For the pre-training stage, we will loop over all the layers of the
network. For each layer we will use the compiled Theano function that
implements a SGD step towards optimizing the weights for reducing
the reconstruction cost of that layer. This function will be applied
to the training set for a fixed number of epochs given by
``pretraining_epochs``.
.. literalinclude:: ../code/SdA.py
:start-after: start-snippet-4
:end-before: end-snippet-4
The fine-tuning loop is very similar to the one in the :ref:`mlp`. The
only difference is that it uses the functions given by
``build_finetune_functions``.
Running the Code
++++++++++++++++
The user can run the code by calling:
.. code-block:: bash
python code/SdA.py
By default the code runs 15 pre-training epochs for each layer, with a batch
size of 1. The corruption levels are 0.1 for the first layer, 0.2 for the second,
and 0.3 for the third. The pretraining learning rate is 0.001 and
the finetuning learning rate is 0.1. Pre-training takes 585.01 minutes, with
an average of 13 minutes per epoch. Fine-tuning is completed after 36 epochs
in 444.2 minutes, with an average of 12.34 minutes per epoch. The final
validation score is 1.39% with a testing score of 1.3%.

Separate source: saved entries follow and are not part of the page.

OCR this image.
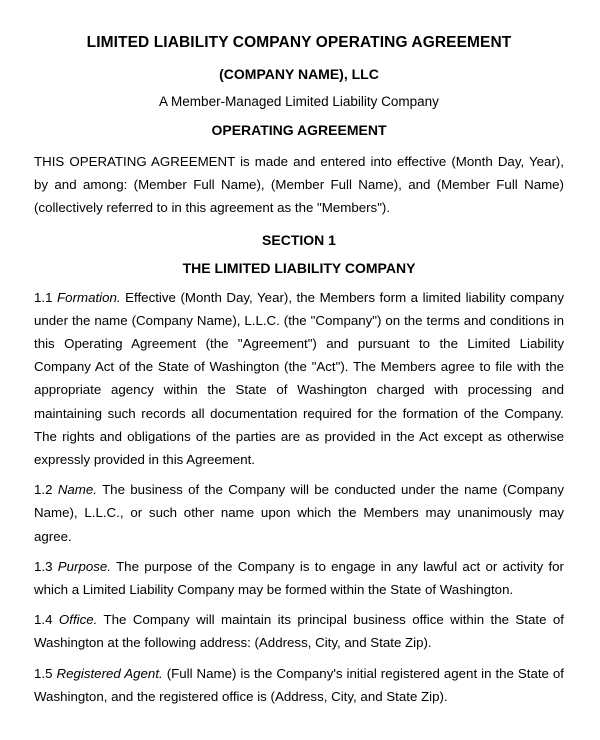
LIMITED LIABILITY COMPANY OPERATING AGREEMENT
(COMPANY NAME), LLC
A Member-Managed Limited Liability Company
OPERATING AGREEMENT

THIS OPERATING AGREEMENT is made and entered into effective (Month Day, Year), by and among: (Member Full Name), (Member Full Name), and (Member Full Name) (collectively referred to in this agreement as the "Members").

SECTION 1
THE LIMITED LIABILITY COMPANY

1.1 Formation. Effective (Month Day, Year), the Members form a limited liability company under the name (Company Name), L.L.C. (the "Company") on the terms and conditions in this Operating Agreement (the "Agreement") and pursuant to the Limited Liability Company Act of the State of Washington (the "Act"). The Members agree to file with the appropriate agency within the State of Washington charged with processing and maintaining such records all documentation required for the formation of the Company. The rights and obligations of the parties are as provided in the Act except as otherwise expressly provided in this Agreement.

1.2 Name. The business of the Company will be conducted under the name (Company Name), L.L.C., or such other name upon which the Members may unanimously may agree.

1.3 Purpose. The purpose of the Company is to engage in any lawful act or activity for which a Limited Liability Company may be formed within the State of Washington.

1.4 Office. The Company will maintain its principal business office within the State of Washington at the following address: (Address, City, and State Zip).

1.5 Registered Agent. (Full Name) is the Company's initial registered agent in the State of Washington, and the registered office is (Address, City, and State Zip).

These results were obtained on a machine with an Intel
Xeon E5430 @ 2.66GHz CPU, with a single-threaded GotoBLAS.
Tips and Tricks
+++++++++++++++
One way to improve the running time of your code (assuming you have
sufficient memory available), is to compute how the network, up to layer
:math:`k-1`, transforms your data. Namely, you start by training your first
layer dA. Once it is trained, you can compute the hidden units values for
every datapoint in your dataset and store this as a new dataset that you will
use to train the dA corresponding to layer 2. Once you have trained the dA for
layer 2, you compute, in a similar fashion, the dataset for layer 3 and so on.
You can see now, that at this point, the dAs are trained individually, and
they just provide (one to the other) a non-linear transformation of the input.
Once all dAs are trained, you can start fine-tuning the model.